By Cortney Erndt
Williamston Post staff writer
WILLIAMSTON — Williamston Community Schools’ sinking fund proposal was rejected on the Nov. 6 ballot.
The proposal included a levy of 1.00 mill ($1 per $1,000 of taxable valuation) which would raise approximately $385,000 when first levied in 2012. The sinking fund would have had a 10-year duration.
City of Williamston Precinct 1 was the only area that favored the proposal with 502 for the sinking fund and 468 against.
The issue failed 3,084 to 2,707. Williamstown Township rolled in 787 “no” votes, leaving Precinct 1 with the most voters against the proposal.
After voting in Williamston, High School Senior Zach Parker said he has not noticed faults that need repairs in the high school. Williamston Community School’s had no school on Election Day.
“There are already a lot of taxes in Williamston as it is with stuff like the park…and the bridge. The school has been slacking in budget…but people are struggling as it is,” Parker said.
However, parents of Williamston Community Schools said they want the best for their children.
Parent Tammy Stanley said: “I have kids in Williamston schools. They do a great job and I want them to continue. If that means raising my taxes a little bit to make my kids more educated – OK, let’s do that.”
Other taxpayers did not want another tax, regardless of whether they are involved in the school or not.
“I just don’t want more millage,” Jeff Church said, “I’ve been involved in this school district, but it just seems like the taxes are awful high already.”

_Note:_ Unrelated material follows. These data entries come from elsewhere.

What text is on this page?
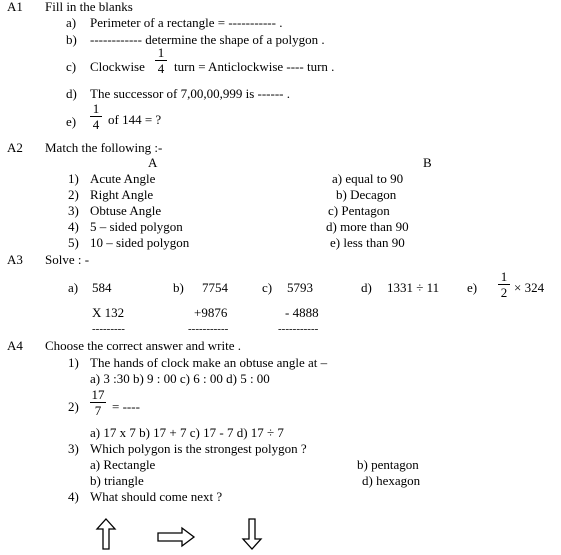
A1 Fill in the blanks
a) Perimeter of a rectangle = ----------- .
b) ------------ determine the shape of a polygon .
c) Clockwise
1
4 turn = Anticlockwise ---- turn .
d) The successor of 7,00,00,999 is ------ .
e)
1
4 of 144 = ?
A2 Match the following :-
A	B
1) Acute Angle
2) Right Angle
3) Obtuse Angle
4) 5 – sided polygon
5) 10 – sided polygon
a) equal to 90
b) Decagon
c) Pentagon
d) more than 90
e) less than 90
A3 Solve : -
a) 584
X 132
---------
b) 7754
+9876
-----------
c) 5793
- 4888
-----------
d) 1331 ÷ 11 e)
1
2 × 324
A4 Choose the correct answer and write .
1) The hands of clock make an obtuse angle at –
a) 3 :30 b) 9 : 00 c) 6 : 00 d) 5 : 00
2)
17
7 = ----
a) 17 x 7 b) 17 + 7 c) 17 - 7 d) 17 ÷ 7
3) Which polygon is the strongest polygon ?
a) Rectangle
b) triangle
b) pentagon
d) hexagon
4) What should come next ?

Many citizens were uninformed about the proposal, but voted to support schools.
“Williamston is the kind of town that would vote for (the Sinking Fund Proposal),” Williamston Resident Marshall VanAntwerp said, “They don’t get the fact that every time they vote to have a fund, that it’s their money.”
Since millage will not rise, the community’s students will be affected.
Stanley was disappointed when she brought her kids to the middle school to play basketball.
Stanley said: “I was like, ‘This is hideous…it was disgusting. They really need to update, inside and out.”
Williamston Community Schools will need to reconsider priorities on their budget. The state does not provide funding for building improvements.
In an interview before the election, Williamston High School Principal Dr. Jeffrey Thoenes said: “You can’t have a good building if it’s not maintained. You want to have a safe place that’s conducive to learning for students.”
Although the proposal did not pass, Williamston Community Schools Superintendent Narda Murphy said the only responses she heard about the proposal were favorable.